テニスをしていていると思うのですが、私たちのレベルにおいては「強制されないミス」による失点が非常に多いのです。要するに絶好球が来て「来た!」と思って決めにいって勝手にネットする、という類いです。

テニスでこれをやるのは全然いいんですが、現実にこれをやると意外と「トラウマ」になることが多い気がします。

つまり絶好球を「来た!」と思って振るとトラウマになるという流れで、非常にやりたかった諸々がトラウマのタネになってしまえば、「自分のやりたいことが分からない」という結果になって当然ではないかと思うわけです。

ミスを探す

やりたいことを軽々しく試し、やや浮つき気味に生きてきた私には、こういう経験が多いわけです。

だからやりたいことを見つけるには、ミスを探すわけです。そこには当然失敗の記録にまつわる苦々しい記憶が残っているわけですが、その前に「やりたかったからやってしまった」という動機づけが見つかりやすいのです。

人間、失敗をすれば、特にそれで痛い目を見ると「2度とこんなことをするものか」と思ってしまいがちですが、2度としたくないのは「失敗」のほうであって、失敗を作り出した行為そのものを2度としたくないわけではないはずです。
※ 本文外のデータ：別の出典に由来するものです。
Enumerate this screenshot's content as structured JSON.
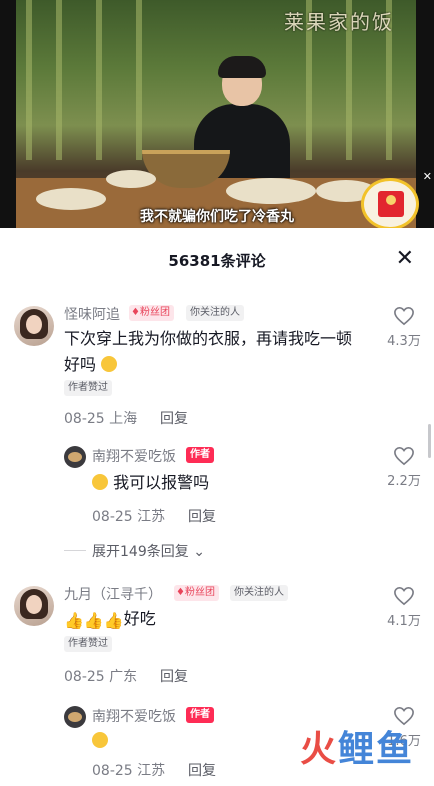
{
  "video": {
    "watermark": "莱果家的饭",
    "subtitle": "我不就骗你们吃了冷香丸"
  },
  "sheet": {
    "title": "56381条评论"
  },
  "comments": [
    {
      "username": "怪味阿追",
      "fan_badge": "粉丝团",
      "follow_badge": "你关注的人",
      "text": "下次穿上我为你做的衣服，再请我吃一顿好吗",
      "author_liked": "作者赞过",
      "date": "08-25",
      "location": "上海",
      "reply_label": "回复",
      "likes": "4.3万",
      "reply": {
        "username": "南翔不爱吃饭",
        "author_badge": "作者",
        "text": "我可以报警吗",
        "date": "08-25",
        "location": "江苏",
        "reply_label": "回复",
        "likes": "2.2万"
      },
      "expand_label": "展开149条回复"
    },
    {
      "username": "九月（江寻千）",
      "fan_badge": "粉丝团",
      "follow_badge": "你关注的人",
      "text": "好吃",
      "author_liked": "作者赞过",
      "date": "08-25",
      "location": "广东",
      "reply_label": "回复",
      "likes": "4.1万",
      "reply": {
        "username": "南翔不爱吃饭",
        "author_badge": "作者",
        "text": "",
        "date": "08-25",
        "location": "江苏",
        "reply_label": "回复",
        "likes": "1.6万"
      }
    }
  ],
  "logo": {
    "part1": "火",
    "part2": "鲤鱼"
  },
  "colors": {
    "accent": "#fe2c55",
    "redpacket": "#e2262f"
  }
}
(ろくでもない男性とつきあってその体験に絶望した女の子が2度としたくないのは、その男性とつきあうことであって、恋愛全体ではないはずでしょう、といった話です)。

この2つを分けるわけです。と言っても感情的にそんなにうまく分かれてくれませんが、概念の中では分けるべきです。

それができれば、やりたいことが見つかる上に、やりたいことをやろうとした失敗の記録(記憶)も同時に手に入り、いまならやりたかったことをもっとうまくできる可能性が高くなっているということになります。

ミスのレビューは「カイゼン」以上に、やる価値があります。